Crevettes et moules, Vincent van Gogh (1853-1890)

Dans Le Monde, le journaliste Hervé Morin rapporte la conclusion d’Elizabeth Loftus, spécialiste américaine des faux souvenirs, inspirée par cette étude sur la mémoire épisodique de la seiche : « Une étude intelligente révèle que la seiche peut être contaminée par des informations erronées […] Certains scientifiques ont suggéré que les humains ne croient pas vraiment aux informations erronées qu’ils rapportent, qu’ils disent simplement à l’expérimentateur ce qu’ils pensent que ce dernier veut entendre […] Quelqu’un pourrait-il sérieusement prétendre que la petite créature essaie simplement de plaire au chercheur et choisit des informations erronées auxquelles elle ne croit pas vraiment ? » [12].

F. de Waal a souligné que les humains ont tendance, depuis Descartes (1596-1650) et son « animal-machine », à se croire supérieurs aux animaux et à leur dénier les capacités cognitives qu’ils estiment propres à l’Homme : « Nous adorons comparer et opposer intelligence humaine et animale en nous prenant comme référence… c’est une vision dépassée.

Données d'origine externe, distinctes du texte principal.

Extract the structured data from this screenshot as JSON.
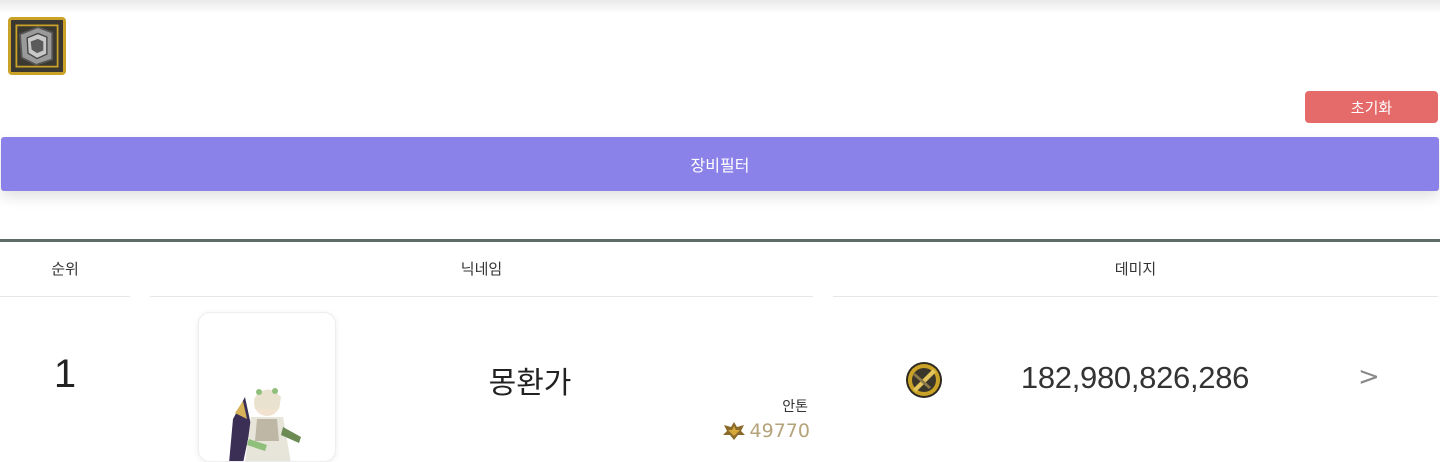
{
  "filter": {
    "reset_label": "초기화",
    "equip_filter_label": "장비필터",
    "equip_icon": "gear-equipment-icon"
  },
  "table": {
    "headers": {
      "rank": "순위",
      "nickname": "닉네임",
      "damage": "데미지"
    },
    "rows": [
      {
        "rank": "1",
        "nickname": "몽환가",
        "world": "안톤",
        "union_level": "49770",
        "damage": "182,980,826,286",
        "avatar_icon": "character-avatar",
        "weapon_icon": "weapon-icon",
        "detail_label": ">"
      }
    ]
  },
  "colors": {
    "accent": "#8a82e8",
    "reset": "#e56a6a",
    "divider": "#5f6d68",
    "union_text": "#b5a37a"
  }
}
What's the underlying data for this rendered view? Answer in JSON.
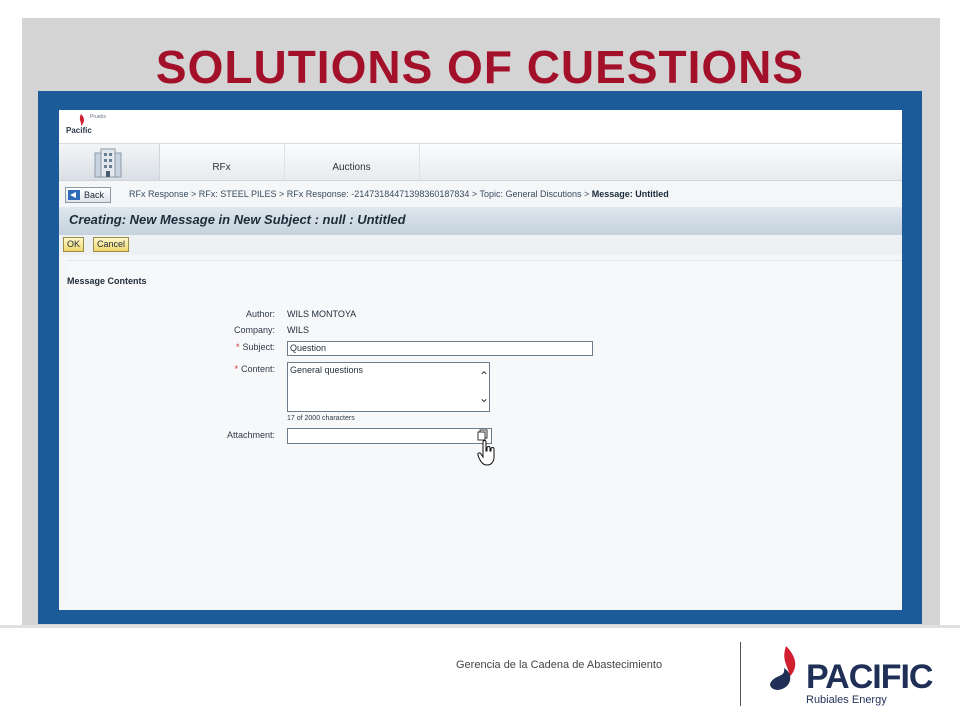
{
  "slide": {
    "title": "SOLUTIONS OF CUESTIONS",
    "footer_text": "Gerencia de la Cadena de Abastecimiento",
    "logo": {
      "word": "PACIFIC",
      "tagline": "Rubiales Energy"
    }
  },
  "app": {
    "logo_text": "Pacific",
    "logo_small": "Pruebs",
    "tabs": [
      "RFx",
      "Auctions"
    ],
    "back_label": "Back",
    "breadcrumb": "RFx Response > RFx: STEEL PILES > RFx Response: -21473184471398360187834 > Topic: General Discutions > ",
    "breadcrumb_current": "Message: Untitled",
    "page_title": "Creating: New Message in New Subject : null : Untitled",
    "ok_label": "OK",
    "cancel_label": "Cancel",
    "section_title": "Message Contents",
    "form": {
      "author_label": "Author:",
      "author_value": "WILS MONTOYA",
      "company_label": "Company:",
      "company_value": "WILS",
      "subject_label": "Subject:",
      "subject_value": "Question",
      "content_label": "Content:",
      "content_value": "General questions",
      "char_count": "17 of 2000 characters",
      "attachment_label": "Attachment:",
      "required_mark": "*"
    }
  },
  "colors": {
    "title": "#a3102a",
    "frame": "#1c5b9a",
    "brand": "#1f2f56",
    "brand_flame": "#d21f2f"
  }
}
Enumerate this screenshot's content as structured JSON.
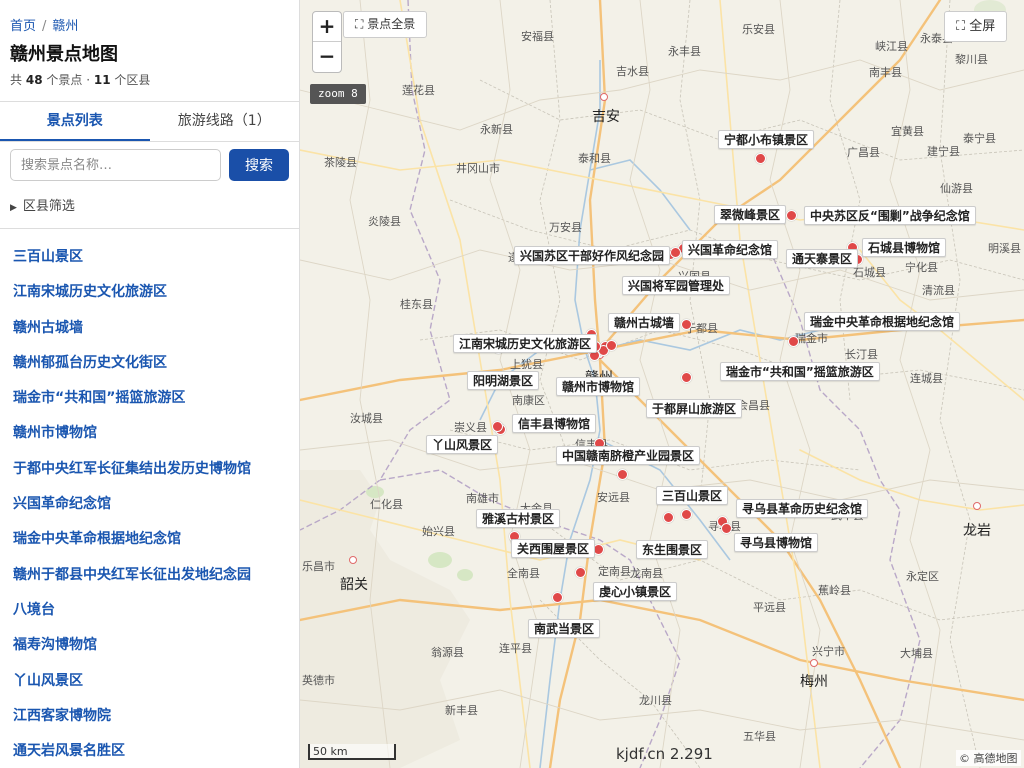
{
  "breadcrumb": {
    "home": "首页",
    "separator": "/",
    "current": "赣州"
  },
  "page_title": "赣州景点地图",
  "stats": {
    "prefix": "共",
    "spots_count": "48",
    "spots_unit": "个景点 ·",
    "districts_count": "11",
    "districts_unit": "个区县"
  },
  "tabs": [
    {
      "label": "景点列表"
    },
    {
      "label": "旅游线路（1）"
    }
  ],
  "search": {
    "placeholder": "搜索景点名称…",
    "button": "搜索"
  },
  "filter": {
    "label": "区县筛选"
  },
  "spot_list": [
    "三百山景区",
    "江南宋城历史文化旅游区",
    "赣州古城墙",
    "赣州郁孤台历史文化街区",
    "瑞金市“共和国”摇篮旅游区",
    "赣州市博物馆",
    "于都中央红军长征集结出发历史博物馆",
    "兴国革命纪念馆",
    "瑞金中央革命根据地纪念馆",
    "赣州于都县中央红军长征出发地纪念园",
    "八境台",
    "福寿沟博物馆",
    "丫山风景区",
    "江西客家博物院",
    "通天岩风景名胜区"
  ],
  "map": {
    "zoom_in": "+",
    "zoom_out": "−",
    "overview_button": "全景点全景",
    "overview_label": "景点全景",
    "fullscreen_label": "全屏",
    "zoom_badge": "zoom 8",
    "scale_label": "50 km",
    "watermark": "kjdf.cn 2.291",
    "attribution": "© 高德地图",
    "icons": {
      "overview": "expand-icon",
      "fullscreen": "fullscreen-icon"
    },
    "colors": {
      "marker": "#e04848",
      "accent": "#1a4fa8"
    },
    "spot_labels": [
      "宁都小布镇景区",
      "翠微峰景区",
      "中央苏区反“围剿”战争纪念馆",
      "石城县博物馆",
      "兴国苏区干部好作风纪念园",
      "兴国革命纪念馆",
      "通天寨景区",
      "兴国将军园管理处",
      "赣州古城墙",
      "瑞金中央革命根据地纪念馆",
      "江南宋城历史文化旅游区",
      "阳明湖景区",
      "赣州市博物馆",
      "瑞金市“共和国”摇篮旅游区",
      "于都屏山旅游区",
      "信丰县博物馆",
      "丫山风景区",
      "中国赣南脐橙产业园景区",
      "三百山景区",
      "寻乌县革命历史纪念馆",
      "雅溪古村景区",
      "寻乌县博物馆",
      "关西围屋景区",
      "东生围景区",
      "虔心小镇景区",
      "南武当景区"
    ],
    "city_labels": [
      "安福县",
      "永丰县",
      "乐安县",
      "吉水县",
      "南丰县",
      "黎川县",
      "莲花县",
      "吉安",
      "永新县",
      "宜黄县",
      "泰宁县",
      "茶陵县",
      "井冈山市",
      "泰和县",
      "广昌县",
      "建宁县",
      "炎陵县",
      "万安县",
      "宁化县",
      "明溪县",
      "遂川县",
      "清流县",
      "桂东县",
      "赣州",
      "长汀县",
      "连城县",
      "上犹县",
      "汝城县",
      "会昌县",
      "崇义县",
      "信丰县",
      "南雄市",
      "仁化县",
      "始兴县",
      "安远县",
      "武平县",
      "寻乌县",
      "龙岩",
      "全南县",
      "定南县",
      "乐昌市",
      "韶关",
      "蕉岭县",
      "平远县",
      "永定区",
      "龙南县",
      "翁源县",
      "连平县",
      "梅州",
      "大埔县",
      "英德市",
      "新丰县",
      "龙川县",
      "兴宁市",
      "五华县",
      "仁化",
      "于都县",
      "瑞金市",
      "石城县",
      "宁都县",
      "兴国县",
      "南康区",
      "大余县",
      "峡江县",
      "永泰县",
      "仙游县"
    ]
  }
}
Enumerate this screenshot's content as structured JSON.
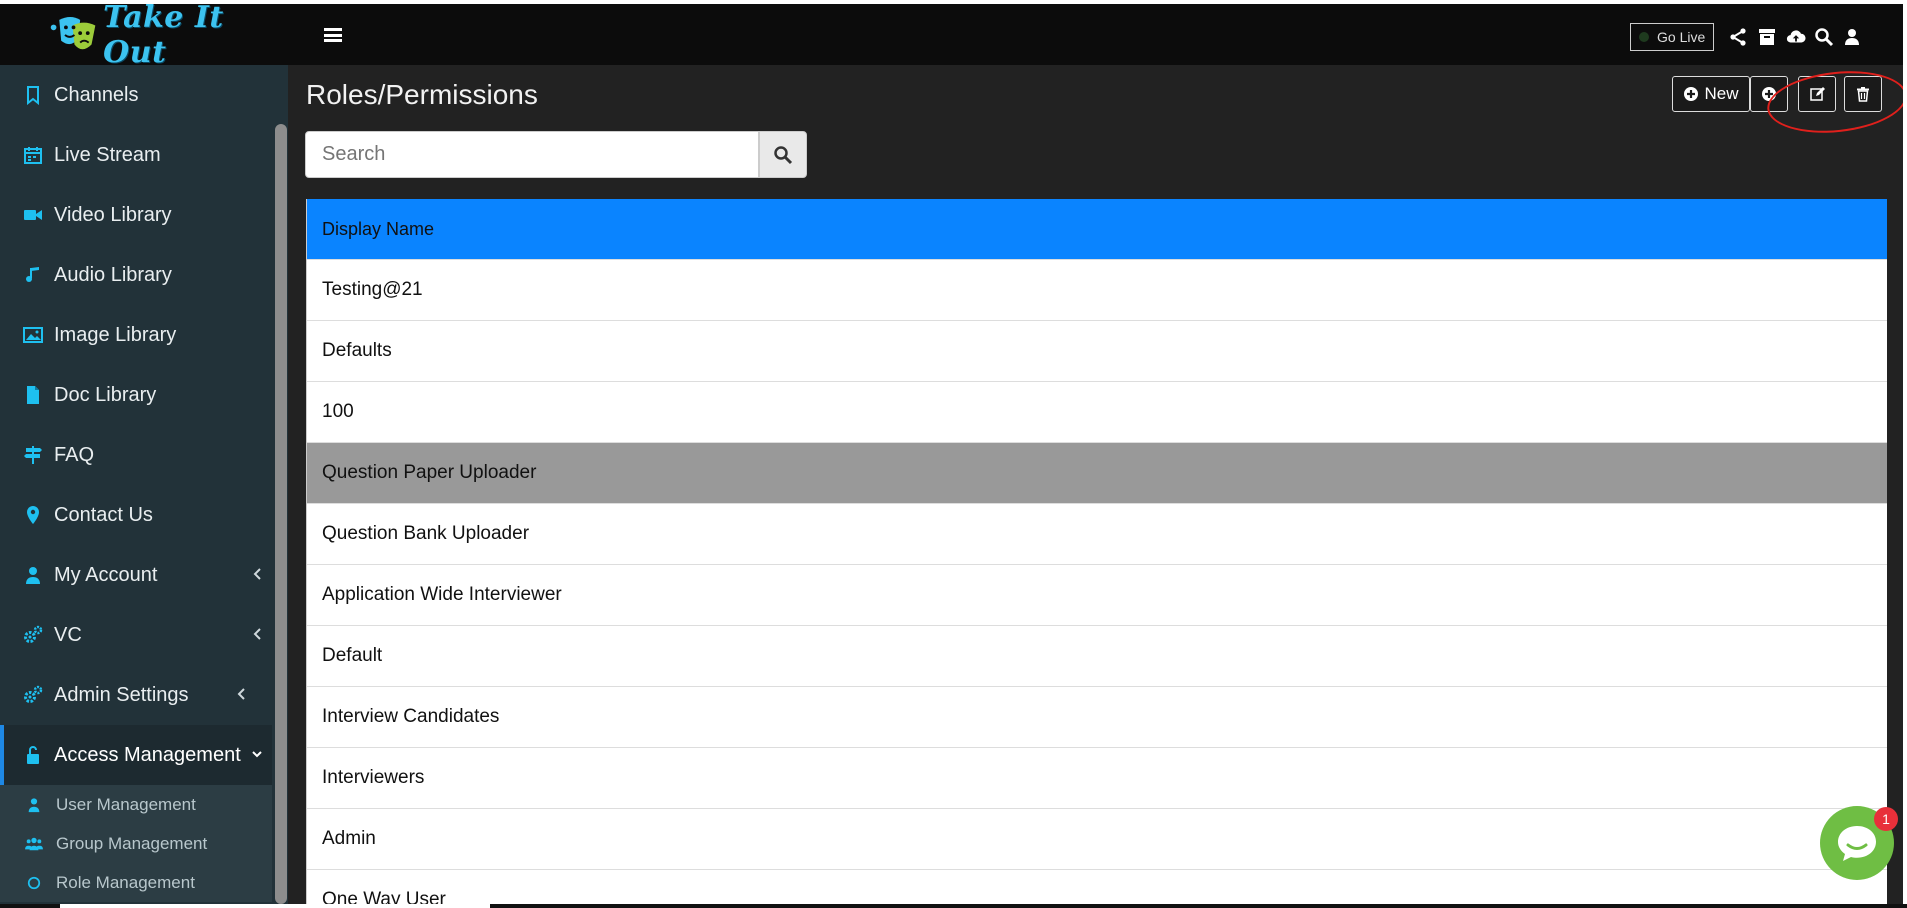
{
  "app": {
    "logo_text": "Take It Out"
  },
  "sidebar": {
    "items": [
      {
        "label": "Channels",
        "icon": "bookmark-icon"
      },
      {
        "label": "Live Stream",
        "icon": "calendar-icon"
      },
      {
        "label": "Video Library",
        "icon": "video-camera-icon"
      },
      {
        "label": "Audio Library",
        "icon": "music-note-icon"
      },
      {
        "label": "Image Library",
        "icon": "image-icon"
      },
      {
        "label": "Doc Library",
        "icon": "document-icon"
      },
      {
        "label": "FAQ",
        "icon": "signpost-icon"
      },
      {
        "label": "Contact Us",
        "icon": "map-pin-icon"
      },
      {
        "label": "My Account",
        "icon": "user-icon"
      },
      {
        "label": "VC",
        "icon": "gears-icon"
      },
      {
        "label": "Admin Settings",
        "icon": "gears-icon"
      },
      {
        "label": "Access Management",
        "icon": "unlock-icon"
      }
    ],
    "subitems": [
      {
        "label": "User Management",
        "icon": "user-icon"
      },
      {
        "label": "Group Management",
        "icon": "users-icon"
      },
      {
        "label": "Role Management",
        "icon": "circle-icon"
      }
    ]
  },
  "topbar": {
    "go_live_label": "Go Live"
  },
  "page": {
    "title": "Roles/Permissions",
    "new_button_label": "New",
    "search_placeholder": "Search"
  },
  "table": {
    "header": "Display Name",
    "rows": [
      "Testing@21",
      "Defaults",
      "100",
      "Question Paper Uploader",
      "Question Bank Uploader",
      "Application Wide Interviewer",
      "Default",
      "Interview Candidates",
      "Interviewers",
      "Admin",
      "One Way User"
    ],
    "selected_row": "Question Paper Uploader"
  },
  "chat": {
    "badge_count": "1"
  },
  "colors": {
    "accent": "#0a84ff",
    "sidebar_bg": "#223239",
    "icon_cyan": "#1ec0f0",
    "chat_green": "#6fbe44",
    "annotation_red": "#e0201c"
  }
}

Il ne s’agit pas de comparer les humains aux animaux mais une espèce animale, la nôtre, à une multitude d’autres espèces […] Cessons de faire de l’homme la mesure de toute chose ! Évaluons les autres espèces par ce qu’elles sont, elles ! »

En 1891, dans La Descendance de l’homme et la sélection sexuelle, Charles Darwin écrivait : « Si considérable qu’elle soit, la différence entre l’esprit de l’homme et celui des animaux les plus élevés n’est certainement qu’une différence de degré et non d’espèce. » Les expériences sur les animaux vertébrés et invertébrés nous aident à admettre que l’espèce humaine fait partie de l’ensemble des espèces animales.

Références


1 | de Waal Frans, Sommes-nous trop « bêtes » pour comprendre l’intelligence des animaux ?, Les liens qui libèrent, 2016.
2 | Jozet-Alves C et al., « Preuve de mémoire épisodique chez la seiche »Current Biology, 2013, 23 :R1033-5.
3 | Jozet-Alves C, Clayton NS, « La mémoire de type épisodique chez la seiche commune Sepia officinalis », communication, 2016. Sur univ-rennes.hal.science
4 | Billard P, “Comparative study of episodic memory in common cuttlefish (Sepia officinalis) and Eurasian jay (Garrulus glandarius)”, thèse, 2020. Sur theses.hal.science
5 | Axelrad B, « Et vous, combien de temps résisterez-vous à la tentation ? »SPS n° 324, juin 2018. Sur afis.org
6 | Schneil AK et al, “Cuttlefish exert self-control in a delay of gratification task”Proceedings of the Royal Society B Biological Sciences, 3 mars 2021.
7 | Starr M, “Cuttlefish can refrain from eating if they know a better meal is on the way”, Science alert, 4 février 2020. Sur sciencealert.com
8 | Starr M, “Cuttlefish can falsely remember the past in the same way humans do”, Science alert, 23 juillet 2024. Sur sciencealert.com
9 | Poncet L et al., “False memories in cuttlefish”iScience, 2024, 27 :1-8.
10 | Observatoire BV2 des mémoires, « Distorsions, faux souvenirs et manipulations de la mémoire », interview de Robert Jaffard. Sur observatoireb2vdesmemoires.fr
11 | « Les seiches comme les humains peuvent créer de faux souvenirs », La gazette du laboratoire, actualité, 17 juillet 2024. Sur gazettelabo.fr
12 | Morin H, « La seiche aussi peut avoir de faux souvenirs »Le Monde, 24 juillet 2024.